Reasons Sibling Rivalry Exists
Siblings, although closely related, may exhibit opposite temperaments and personalities. Aspects of each child’s temperament may clash with one another. Parts of each child’s personality may also mesh or clash with their parents’ personalities as well. Children may be jealous of the similarities their siblings share with parents that they may not share.
Each child has their own set of needs. Parents can not treat each of their children exactly the same when every child is different. Siblings, although each getting attention and their needs met in their own way, may be resentful of the way a parent fulfills a sibling’s needs.
Siblings may exhibit rivalry when they believe their parents express favoritism between their children. Perceived favoritism between siblings can exist for many reasons and motivate sibling rivalry even when parents are not choosing favorites among their children.
Children, beyond having many different personalities and temperaments, also possess different skills and talents. Sibling rivalry can exist when a child is jealous of their sibling’s ability to play sports, achievement of good grades, or physical appearance among many other possibilities.
What Parents Can Do About Sibling Rivalry
Rules parents enforce for their children need to be consistent. This does not mean the rules need to the same for each child. Older children may have more freedoms and abilities that their younger siblings will gain when they reach a certain milestone. The key is to maintain the same standards for each child so all siblings are treated fairly and consistently.
Do Not Exhibit Favoritism
Beyond creating sibling rivalry, when parents exhibit favoritism between children it can lead to problems in adulthood for the slighted child. Depression has been linked to siblings who were not their parents “favorite.” Parents may have more in common with one child, or their personalities may mesh more, but it is extremely important not to exhibit favoritism between siblings. Parents should also avoid making comparisons between siblings to reduce sibling rivalry. Each sibling deserves to be treated fairly!
Sibling rivalry can be controlled when a family engages in many fun activities together. A family spending time together and enjoying each other’s company can ease fears and competition between siblings. Parents should also carve out individual time for each child.
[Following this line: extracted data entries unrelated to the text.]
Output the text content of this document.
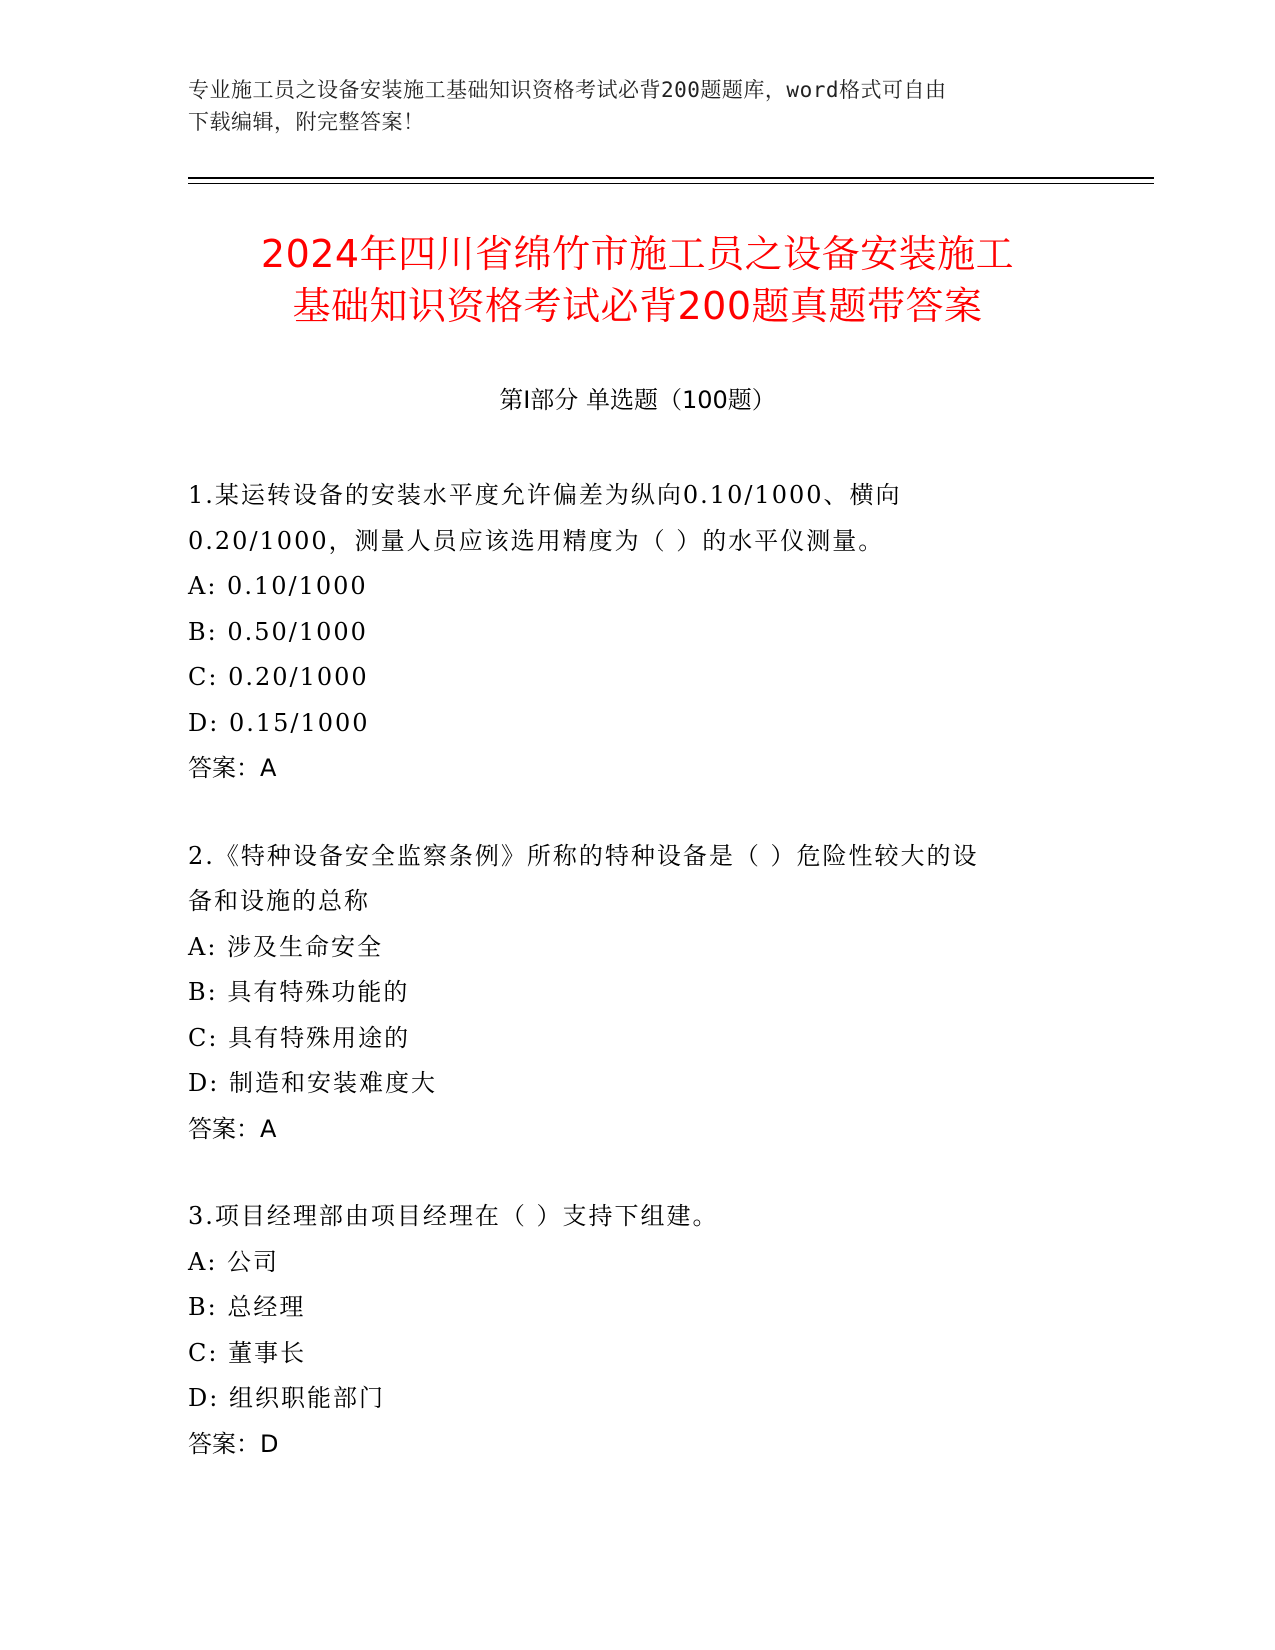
专业施工员之设备安装施工基础知识资格考试必背200题题库，word格式可自由
下载编辑，附完整答案！
2024年四川省绵竹市施工员之设备安装施工
基础知识资格考试必背200题真题带答案
第Ⅰ部分 单选题（100题）

1.某运转设备的安装水平度允许偏差为纵向0.10/1000、横向

0.20/1000，测量人员应该选用精度为（ ）的水平仪测量。

A: 0.10/1000

B: 0.50/1000

C: 0.20/1000

D: 0.15/1000

答案：A

2.《特种设备安全监察条例》所称的特种设备是（ ）危险性较大的设

备和设施的总称

A: 涉及生命安全

B: 具有特殊功能的

C: 具有特殊用途的

D: 制造和安装难度大

答案：A

3.项目经理部由项目经理在（ ）支持下组建。

A: 公司

B: 总经理

C: 董事长

D: 组织职能部门

答案：D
When siblings are all receiving meaningful individual attention, it can ease sibling rivalry.
Abundance of Love
Parents can help to prevent sibling rivalry by being very generous with their love. Although each of their children possess different personalities and needs, parents need to represent their abundance of love to each child. Sibling rivalry will be less prevalent when siblings are all comfortable and confident in their parent’s unconditional love.
Siblings often have complicated relationships, switching from wonderful friends one second to each others’ nemesis the next. Not all sibling rivalry and fighting will be able to be prevented and part of these arguments and disputes between siblings is an aspect of growing up. Siblings, although experiencing rivalry, still have a good chance of developing a strong bond and establishing a close relationship by working through and overcoming their differences. It is important for parents to ensure they are doing their part to prevent and discourage sibling rivalry by communicating and interacting with their children consistently, fairly, and with an abundance of love.